With respect to partial measures (Figure 2), the EBVs were higher at the beginning of lactation, decreasing thereafter and reaching the lowest values at the end of lactation. These results support those obtained by correlation analysis in this study, in which higher correlations were observed between measures of the first two-thirds of lactation. The genetic profiles of animals of group 1 obtained by hierarchical cluster analysis indicated the existence of different shapes of the genetic curves within the same group, although these animals exhibited EBVs above the average for partial measures, peak yield and complete lactation. A second multivariate cluster analysis was therefore performed, which only included animals of group 1. The division of animals of group 1 of the first analysis into two subgroups (Figure 3) showed positive values closer to the average in subgroup 1, except for persistency which was negative. The genetic profile of subgroup 2 was characterized by higher values and also a negative EBV for PS_{3}. However, the EBV for lactation persistency (PS_{3}) was lower for animals of subgroup 2 compared to subgroup 1. Animals of subgroup 1, which have lower production levels but still positive when compared to the average of the population, can be used in simpler production systems in which the animals are kept on pasture throughout the year. Animals of this subgroup can be used in dual-purpose production systems. Production systems of dairy Zebu breeds, which were not as selected for high milk yields as taurine breeds, should still emphasize the milk production level and animals of group 1, subgroup 2, meet these premises. However, this group of animals had lower EBVs for persistency, a fact resulting in lower total yields at the end of lactation. Thus, lactation persistency should compose a selection index seeking to combine both criteria, MRA_{305} and persistency.

According to ^{HARDER et al. (2006}), cows with smoother production curves can be more persistent than cows exhibiting the same milk production with peak yields, but a sudden decline in production after peak lactation. From an economic point of view, the adoption of these more persistent animals in selection programs would be indicated. According to ^{DEKKERS et al. (1998}), cows with higher lactation persistency require less feed and healthcare and reproduction costs are lower. Consequently, these animals are more profitable for the breeder. However, these proposals were made for taurine breeds, animals that have been extensively selected for high milk yield.

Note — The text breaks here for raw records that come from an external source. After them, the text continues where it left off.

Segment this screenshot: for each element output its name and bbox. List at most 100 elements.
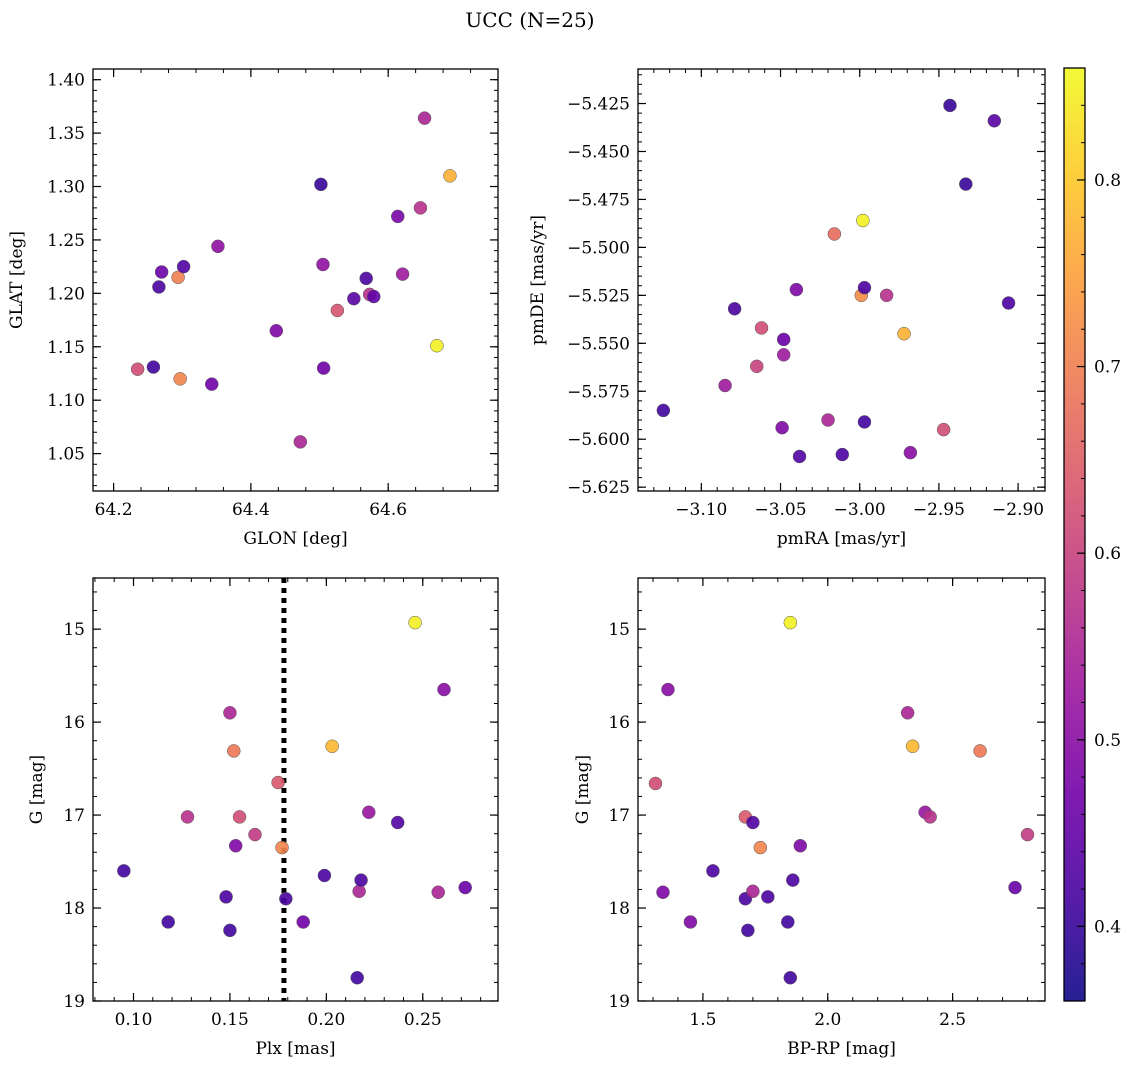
colorbar-gradient — [1063, 67, 1086, 1002]
y-tick-label: 1.25 — [47, 231, 85, 251]
y-axis-label: GLAT [deg] — [7, 231, 27, 329]
scatter-point — [359, 271, 373, 286]
x-tick-label: −3.05 — [754, 500, 806, 520]
scatter-point — [973, 744, 987, 758]
scatter-point — [391, 209, 405, 224]
axes-frame — [92, 577, 499, 1002]
scatter-point — [271, 775, 285, 790]
scatter-point — [793, 838, 808, 853]
scatter-point — [458, 880, 472, 895]
panel-glon-glat: 64.2 64.4 64.6 1.05 1.10 1.15 1.20 1.25 1.30 1.35… — [7, 68, 499, 549]
scatter-point — [296, 915, 310, 929]
scatter-point — [827, 227, 842, 241]
y-tick-label: −5.475 — [567, 190, 630, 210]
scatter-point — [987, 114, 1002, 128]
scatter-point — [750, 359, 764, 374]
x-axis-label: Plx [mas] — [255, 1039, 335, 1059]
colorbar-tick-label: 0.6 — [1094, 544, 1121, 564]
x-tick-label: 0.10 — [115, 1010, 153, 1030]
y-tick-label: 1.35 — [47, 124, 85, 144]
scatter-point — [173, 372, 187, 386]
x-tick-label: 0.15 — [211, 1010, 249, 1030]
scatter-point — [430, 338, 444, 353]
scatter-point — [223, 923, 237, 938]
scatter-point — [905, 739, 920, 754]
y-tick-label: −5.600 — [567, 430, 630, 450]
scatter-point — [857, 280, 872, 295]
scatter-point — [856, 213, 870, 228]
y-axis-label: pmDE [mas/yr] — [528, 215, 548, 345]
scatter-point — [330, 303, 345, 318]
colorbar-tick-label: 0.5 — [1094, 731, 1121, 751]
y-tick-label: 1.40 — [47, 71, 85, 91]
figure-title: UCC (N=25) — [465, 8, 594, 32]
scatter-point — [648, 776, 663, 791]
y-tick-label: 1.05 — [47, 445, 85, 465]
colorbar: 0.4 0.5 0.6 0.7 0.8 — [1063, 67, 1121, 1002]
scatter-point — [176, 259, 191, 274]
scatter-point — [656, 403, 671, 418]
scatter-point — [223, 706, 237, 720]
scatter-point — [395, 267, 410, 281]
scatter-point — [130, 362, 145, 376]
scatter-point — [857, 415, 872, 429]
scatter-point — [754, 321, 769, 335]
scatter-point — [154, 265, 169, 279]
scatter-point — [656, 885, 670, 899]
scatter-point — [152, 280, 166, 294]
scatter-point — [314, 177, 328, 192]
scatter-point — [923, 810, 937, 824]
x-tick-label: 1.5 — [689, 1010, 716, 1030]
y-tick-label: −5.450 — [567, 142, 630, 162]
scatter-point — [227, 744, 241, 758]
y-tick-label: 1.15 — [47, 338, 85, 358]
x-tick-label: 64.2 — [95, 500, 133, 520]
scatter-point — [943, 98, 957, 113]
scatter-point — [786, 873, 800, 887]
scatter-point — [683, 915, 698, 929]
scatter-point — [959, 177, 973, 191]
y-tick-label: −5.500 — [567, 238, 630, 258]
scatter-point — [727, 302, 742, 316]
scatter-point — [746, 815, 760, 830]
scatter-point — [443, 169, 457, 183]
x-tick-label: 64.6 — [369, 500, 407, 520]
y-tick-label: 17 — [63, 806, 85, 826]
y-tick-label: 16 — [608, 713, 630, 733]
y-tick-label: −5.575 — [567, 382, 630, 402]
axes-frame — [637, 577, 1046, 1002]
scatter-point — [1008, 880, 1022, 895]
scatter-point — [900, 706, 915, 720]
scatter-point — [408, 615, 422, 630]
x-axis-label: BP-RP [mag] — [787, 1039, 896, 1059]
y-axis-label: G [mag] — [573, 755, 593, 824]
scatter-point — [821, 413, 835, 427]
x-tick-label: 64.4 — [232, 500, 270, 520]
scatter-point — [783, 615, 798, 630]
scatter-point — [718, 378, 732, 393]
x-tick-label: 0.20 — [307, 1010, 345, 1030]
scatter-point — [1001, 296, 1016, 310]
scatter-point — [362, 805, 376, 820]
scatter-point — [180, 810, 195, 824]
colorbar-tick-label: 0.8 — [1094, 171, 1121, 191]
x-tick-label: 0.25 — [404, 1010, 442, 1030]
scatter-point — [205, 377, 219, 391]
scatter-point — [776, 348, 791, 362]
y-tick-label: 15 — [608, 620, 630, 640]
y-tick-label: 15 — [63, 620, 85, 640]
scatter-point — [413, 201, 428, 215]
scatter-point — [783, 971, 798, 985]
scatter-point — [352, 884, 366, 899]
scatter-point — [835, 447, 850, 462]
scatter-point — [789, 282, 804, 297]
panel-pmra-pmde: −3.10 −3.05 −3.00 −2.95 −2.90 −5.425 −5.450 −5.… — [528, 68, 1046, 549]
scatter-point — [275, 840, 289, 855]
scatter-point — [248, 827, 262, 842]
axes-frame — [637, 68, 1046, 492]
y-tick-label: 19 — [63, 992, 85, 1012]
axes-frame — [92, 68, 499, 492]
scatter-point — [431, 885, 445, 899]
scatter-point — [746, 884, 760, 899]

In the case of dairy Zebu breeds in which milk production levels are still low, especially the Guzerá breed which has dual-purpose (beef and milk) lineages, milk production level continues to be the main selection criterion. However, certain emphasis is given to persistency of lactation in an attempt to correct long-term problems related to lower lactation persistency and shorter lactation length in animals of this breed. Nevertheless, studies broadening the knowledge of the production systems used by producers of these breeds, in conjunction with this proposal, are needed since they are generally pasture-based production systems.

CONCLUSION

The persistency measure (PS_{3}) was the most suitable for genetic evaluations of lactation persistency, mainly because of its lower correlation with MRA_{305}. Cluster analysis identified animals belonging to different groups according to milk production level and lactation persistency. Study of EBVs of the population using cluster analysis permits to identify superior animals for the desired traits, as well as to distinguish the genetic levels of the population. Selection of animals of this breed should emphasize the level of production, which is still low, including lactation persistency as a selection criterion.